Nor really very interesting, I guess, to the male half of the population.  Both shows really cater towards domestic blandness, which is the basis, oddly, and ironically, of their appeal.  Peculiarly, noting really is going to look at the domestic lives of the millions of other conservative Christian women that are actually part of the culture.  That would just be too normal.

And if we're going to look at really unusual groups, to Americans, maybe we should look at really interesting ones we know aren't part of the larger demographic and obviously are not. Why not, for example, look at Orthodox Jews?  There are a lot of them in the US, but TLC isn't following them around.  Or Moslems (in fairness, there was a show that looked at them, but for a group that has to be unpleasant to be a member of right now, why not look at their lives).  Or, Old Believers.  There are Old Believers in Alaska, why not give them a look?
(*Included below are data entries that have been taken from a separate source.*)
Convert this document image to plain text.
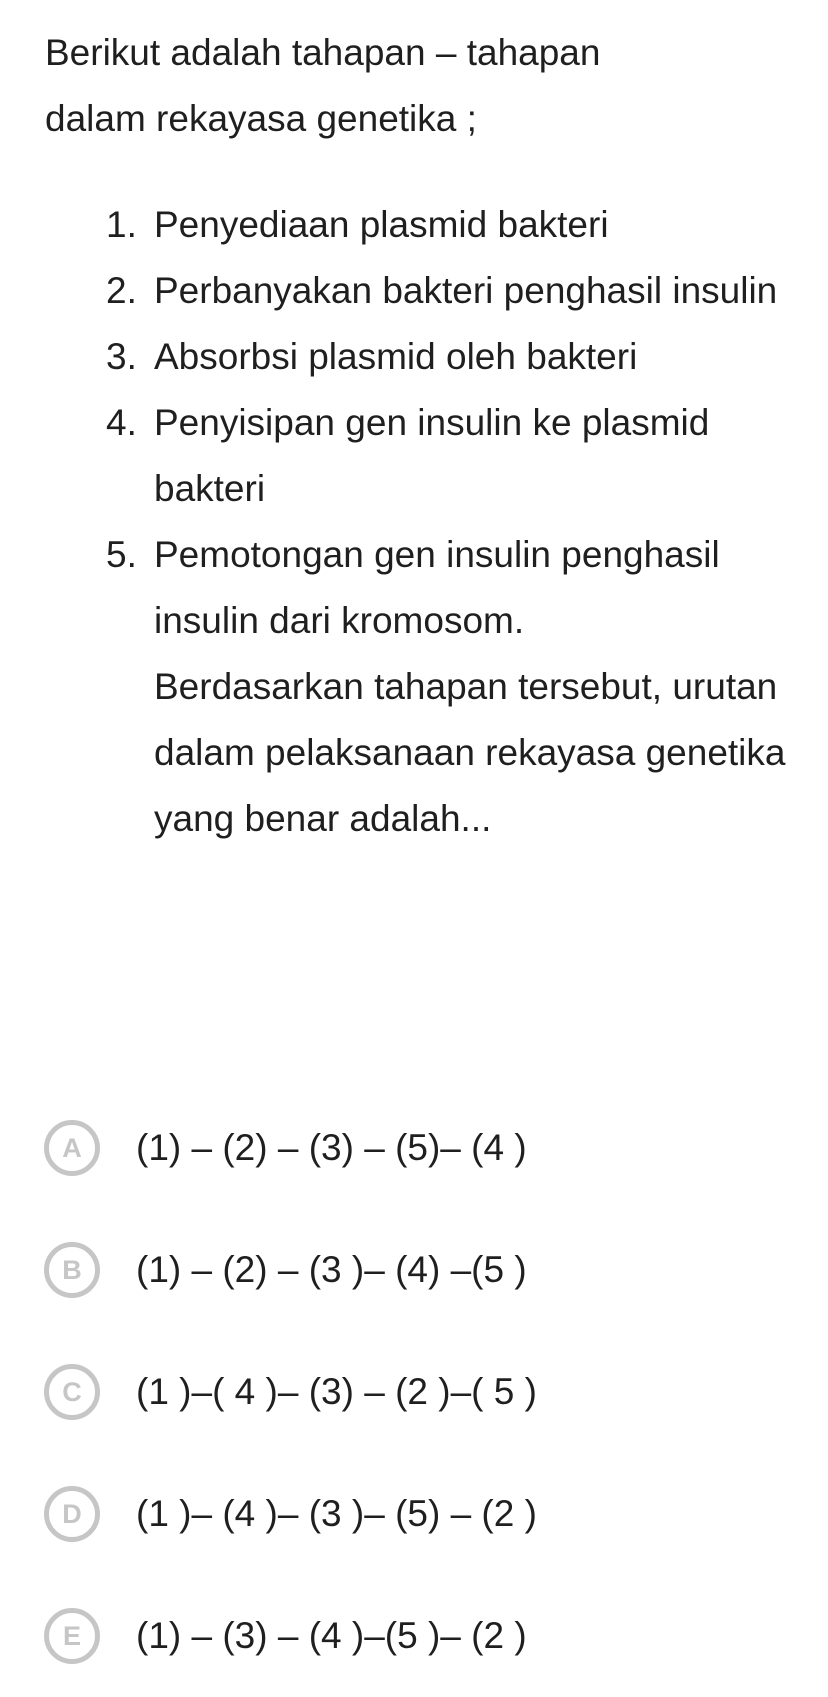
Berikut adalah tahapan – tahapan
dalam rekayasa genetika ;
1. Penyediaan plasmid bakteri
2. Perbanyakan bakteri penghasil insulin
3. Absorbsi plasmid oleh bakteri
4. Penyisipan gen insulin ke plasmid bakteri
5. Pemotongan gen insulin penghasil insulin dari kromosom.
Berdasarkan tahapan tersebut, urutan dalam pelaksanaan rekayasa genetika yang benar adalah...
A	(1) – (2) – (3) – (5)– (4 )
B	(1) – (2) – (3 )– (4) –(5 )
C	(1 )–( 4 )– (3) – (2 )–( 5 )
D	(1 )– (4 )– (3 )– (5) – (2 )
E	(1) – (3) – (4 )–(5 )– (2 )
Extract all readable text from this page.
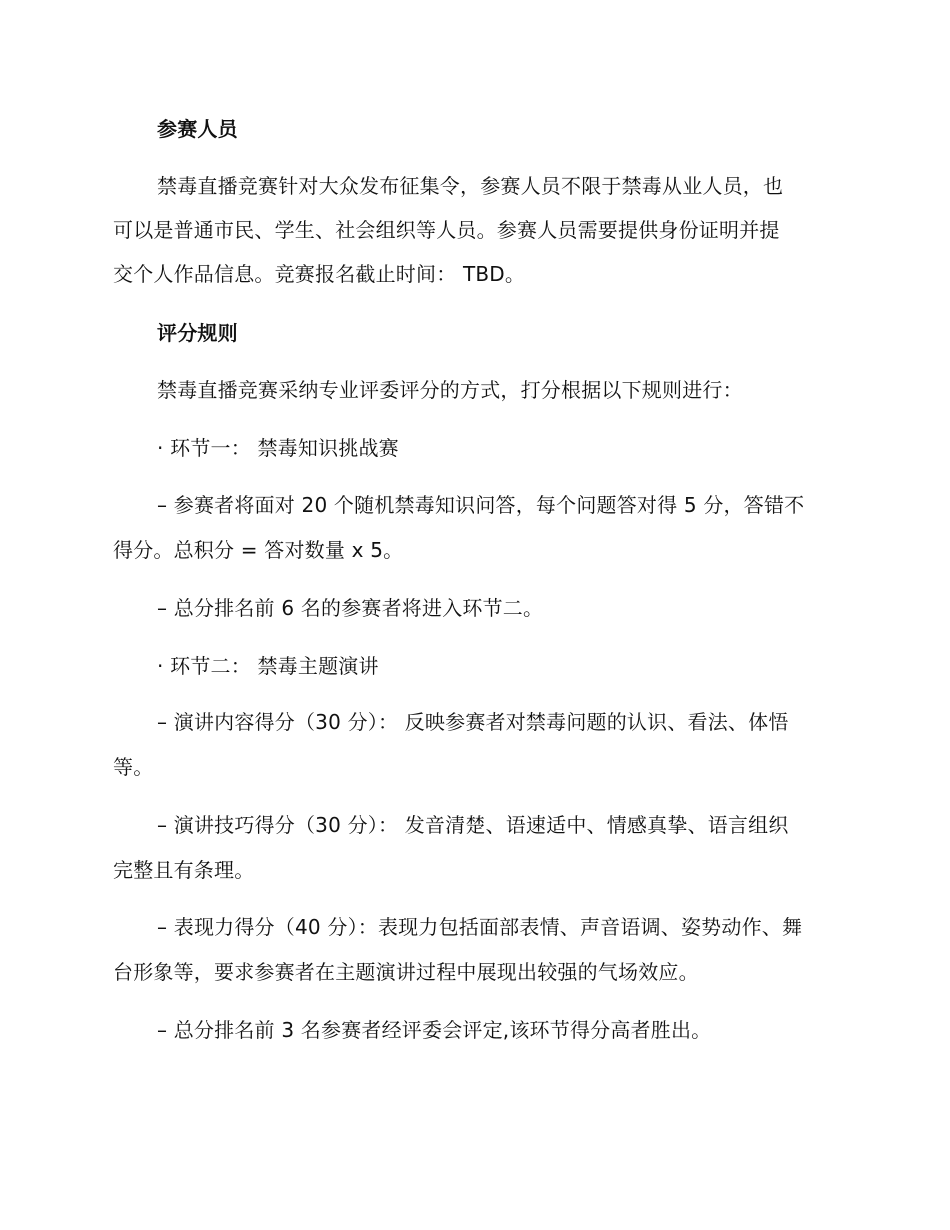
参赛人员
禁毒直播竞赛针对大众发布征集令，参赛人员不限于禁毒从业人员，也
可以是普通市民、学生、社会组织等人员。参赛人员需要提供身份证明并提
交个人作品信息。竞赛报名截止时间： TBD。
评分规则
禁毒直播竞赛采纳专业评委评分的方式，打分根据以下规则进行：
· 环节一： 禁毒知识挑战赛
– 参赛者将面对 20 个随机禁毒知识问答，每个问题答对得 5 分，答错不
得分。总积分 = 答对数量 x 5。
– 总分排名前 6 名的参赛者将进入环节二。
· 环节二： 禁毒主题演讲
– 演讲内容得分（30 分）： 反映参赛者对禁毒问题的认识、看法、体悟
等。
– 演讲技巧得分（30 分）： 发音清楚、语速适中、情感真挚、语言组织
完整且有条理。
– 表现力得分（40 分）：表现力包括面部表情、声音语调、姿势动作、舞
台形象等，要求参赛者在主题演讲过程中展现出较强的气场效应。
– 总分排名前 3 名参赛者经评委会评定,该环节得分高者胜出。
Finally, stories like this become feeding frenzies in a shark like fashion.  I can't help but recall how, after the very weird Michael Jackson died, the press turned on him.  It seems fame can turn to blistering contempt in an instant.  

That's always been the case.  The people and press elevate people to fame, and then when things go wrong for them, they rip them apart.  Oddly, they create an Idol and then destroy it, and always have.  An odd aspect of human nature.